Saturday, August 29, 2009

Why Are Non-EMS First Responders Not On the H1N1 Vaccine High Priority List - From Dora

Another common question we're getting is why non-EMS first responders are not on the list of high priority populations for the H1N1 vaccine when it first arrives.

The list of high priority groups for H1N1 vaccine when it first arrives was developed based on the epidemiology of H1N1 in the United States, and is a list of those who have been shown to be at highest risk for complications from H1N1 or transmitting it to those at high risk. Health care workers, especially those with direct patient contact in hospitals, as well as EMS personnel, have been shown to be contracting H1N1 from patients as well as, most importantly, transmitting it to their patients who are at high risk for complications. For these reasons, they are on the list, along with pregnant women, everyone 6 months to 25 years of age, caregivers of those under 6 months of age, and those 25 – 65 years of age with underlying conditions.

Certainly, if non-EMS first responders fit into one of these other categories (such as being pregnant or having an underlying condition and being 25 – 65, etc), then we want them to be vaccinated in the first round.

We fully expect the H1N1 vaccine to be offered to everyone eventually. However, since it will be coming into the state in shipments, the US CDC has asked that we prioritize the vaccine during the first few weeks in those first shipments to those whom they define, through the epidemiology, as being at highest risk for complications and/or transmitting it to others.

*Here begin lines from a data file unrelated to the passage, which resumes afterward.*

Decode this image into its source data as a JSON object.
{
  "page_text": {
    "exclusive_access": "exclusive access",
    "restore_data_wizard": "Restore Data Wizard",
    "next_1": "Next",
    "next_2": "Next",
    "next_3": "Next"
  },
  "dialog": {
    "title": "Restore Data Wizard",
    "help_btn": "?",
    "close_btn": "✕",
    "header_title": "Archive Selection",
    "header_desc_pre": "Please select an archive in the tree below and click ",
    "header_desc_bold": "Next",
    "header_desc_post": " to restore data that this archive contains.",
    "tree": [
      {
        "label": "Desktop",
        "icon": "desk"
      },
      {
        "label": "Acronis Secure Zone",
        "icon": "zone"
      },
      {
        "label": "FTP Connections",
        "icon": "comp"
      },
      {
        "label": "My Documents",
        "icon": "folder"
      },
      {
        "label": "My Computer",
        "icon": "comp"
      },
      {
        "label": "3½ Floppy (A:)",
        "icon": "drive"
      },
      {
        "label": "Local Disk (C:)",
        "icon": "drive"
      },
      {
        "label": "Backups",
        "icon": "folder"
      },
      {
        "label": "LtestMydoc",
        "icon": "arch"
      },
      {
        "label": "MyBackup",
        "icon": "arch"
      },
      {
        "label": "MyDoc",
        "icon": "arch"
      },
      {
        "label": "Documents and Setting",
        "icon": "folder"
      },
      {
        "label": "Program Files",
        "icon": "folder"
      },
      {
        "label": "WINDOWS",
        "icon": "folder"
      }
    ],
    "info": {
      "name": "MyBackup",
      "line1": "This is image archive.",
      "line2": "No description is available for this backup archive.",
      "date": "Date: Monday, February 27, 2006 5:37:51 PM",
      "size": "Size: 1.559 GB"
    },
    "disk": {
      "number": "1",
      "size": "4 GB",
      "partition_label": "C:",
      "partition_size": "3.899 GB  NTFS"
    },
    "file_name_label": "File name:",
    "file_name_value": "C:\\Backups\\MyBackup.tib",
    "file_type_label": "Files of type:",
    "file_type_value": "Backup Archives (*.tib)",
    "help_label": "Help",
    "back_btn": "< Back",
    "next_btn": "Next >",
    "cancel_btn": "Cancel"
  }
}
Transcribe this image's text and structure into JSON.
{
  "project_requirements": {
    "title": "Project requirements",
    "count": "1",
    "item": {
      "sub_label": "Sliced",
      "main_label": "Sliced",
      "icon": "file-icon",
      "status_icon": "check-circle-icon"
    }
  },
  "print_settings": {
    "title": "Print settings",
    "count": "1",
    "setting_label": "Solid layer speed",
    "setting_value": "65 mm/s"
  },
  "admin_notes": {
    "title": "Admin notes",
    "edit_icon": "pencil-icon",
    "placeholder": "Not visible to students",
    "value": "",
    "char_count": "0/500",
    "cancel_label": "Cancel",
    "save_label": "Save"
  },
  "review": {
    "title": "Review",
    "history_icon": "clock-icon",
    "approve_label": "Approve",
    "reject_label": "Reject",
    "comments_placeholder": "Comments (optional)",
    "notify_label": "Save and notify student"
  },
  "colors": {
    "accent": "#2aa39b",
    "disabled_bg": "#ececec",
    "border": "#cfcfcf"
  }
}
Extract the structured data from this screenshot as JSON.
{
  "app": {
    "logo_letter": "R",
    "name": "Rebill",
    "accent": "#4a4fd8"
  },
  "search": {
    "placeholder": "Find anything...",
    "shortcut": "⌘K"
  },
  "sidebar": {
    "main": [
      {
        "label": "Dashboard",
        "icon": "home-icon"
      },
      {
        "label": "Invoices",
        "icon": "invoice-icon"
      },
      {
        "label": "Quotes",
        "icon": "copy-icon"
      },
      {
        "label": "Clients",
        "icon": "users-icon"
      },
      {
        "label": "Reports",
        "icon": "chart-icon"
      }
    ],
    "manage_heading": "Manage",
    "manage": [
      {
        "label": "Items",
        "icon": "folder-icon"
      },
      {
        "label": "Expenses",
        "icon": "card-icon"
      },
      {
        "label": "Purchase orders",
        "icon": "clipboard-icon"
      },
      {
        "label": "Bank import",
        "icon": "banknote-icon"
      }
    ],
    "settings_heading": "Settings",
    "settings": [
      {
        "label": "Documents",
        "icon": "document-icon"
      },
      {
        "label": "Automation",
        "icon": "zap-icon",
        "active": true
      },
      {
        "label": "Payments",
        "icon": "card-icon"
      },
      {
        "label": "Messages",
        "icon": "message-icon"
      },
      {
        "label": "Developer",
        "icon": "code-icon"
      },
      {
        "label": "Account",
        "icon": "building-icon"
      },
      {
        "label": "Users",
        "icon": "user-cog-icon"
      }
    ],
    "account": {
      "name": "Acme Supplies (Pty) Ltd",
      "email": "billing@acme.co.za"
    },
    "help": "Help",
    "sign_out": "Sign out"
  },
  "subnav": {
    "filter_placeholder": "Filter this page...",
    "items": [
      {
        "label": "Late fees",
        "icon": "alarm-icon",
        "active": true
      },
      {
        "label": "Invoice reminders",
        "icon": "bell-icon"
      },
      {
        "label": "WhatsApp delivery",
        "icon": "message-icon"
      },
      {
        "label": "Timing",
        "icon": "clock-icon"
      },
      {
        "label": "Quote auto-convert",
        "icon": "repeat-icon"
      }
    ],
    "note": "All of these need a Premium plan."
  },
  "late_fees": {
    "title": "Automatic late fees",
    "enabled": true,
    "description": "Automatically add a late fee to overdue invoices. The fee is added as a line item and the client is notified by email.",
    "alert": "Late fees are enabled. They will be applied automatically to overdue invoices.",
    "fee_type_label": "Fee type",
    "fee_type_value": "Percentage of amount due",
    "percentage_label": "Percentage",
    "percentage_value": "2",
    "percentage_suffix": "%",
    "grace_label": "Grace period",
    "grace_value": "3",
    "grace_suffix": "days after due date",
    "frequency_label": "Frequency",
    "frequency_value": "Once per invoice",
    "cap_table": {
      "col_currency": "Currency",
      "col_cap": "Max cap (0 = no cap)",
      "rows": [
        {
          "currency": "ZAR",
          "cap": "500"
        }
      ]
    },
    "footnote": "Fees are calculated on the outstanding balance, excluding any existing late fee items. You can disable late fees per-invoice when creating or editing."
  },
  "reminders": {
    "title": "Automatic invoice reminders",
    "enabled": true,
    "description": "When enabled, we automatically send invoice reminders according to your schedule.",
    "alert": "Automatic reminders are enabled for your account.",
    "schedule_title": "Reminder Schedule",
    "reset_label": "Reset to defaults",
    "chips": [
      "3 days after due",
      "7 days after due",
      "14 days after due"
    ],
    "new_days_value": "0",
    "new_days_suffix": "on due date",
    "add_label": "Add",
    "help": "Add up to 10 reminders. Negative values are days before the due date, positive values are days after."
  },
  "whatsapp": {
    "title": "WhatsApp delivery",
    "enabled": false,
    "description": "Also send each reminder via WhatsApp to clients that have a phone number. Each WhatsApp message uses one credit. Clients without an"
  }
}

I realize this prioritization will also result in some predicaments. For instance, I am not in a high-risk category, yet my children are. So, while I hope my children will be vaccinated in school during those first few weeks of the vaccine being available, I do not plan on getting the H1N1 vaccine until a few weeks later, when we expect there to be sufficient supplies for everyone. Likewise, a number of teachers will not be offered the vaccine for a few weeks, but the students they teach will.

Meanwhile, the seasonal (regular) flu vaccine will be available very shortly, and all first responders and others can obtain that vaccine, and we recommend they do so in September.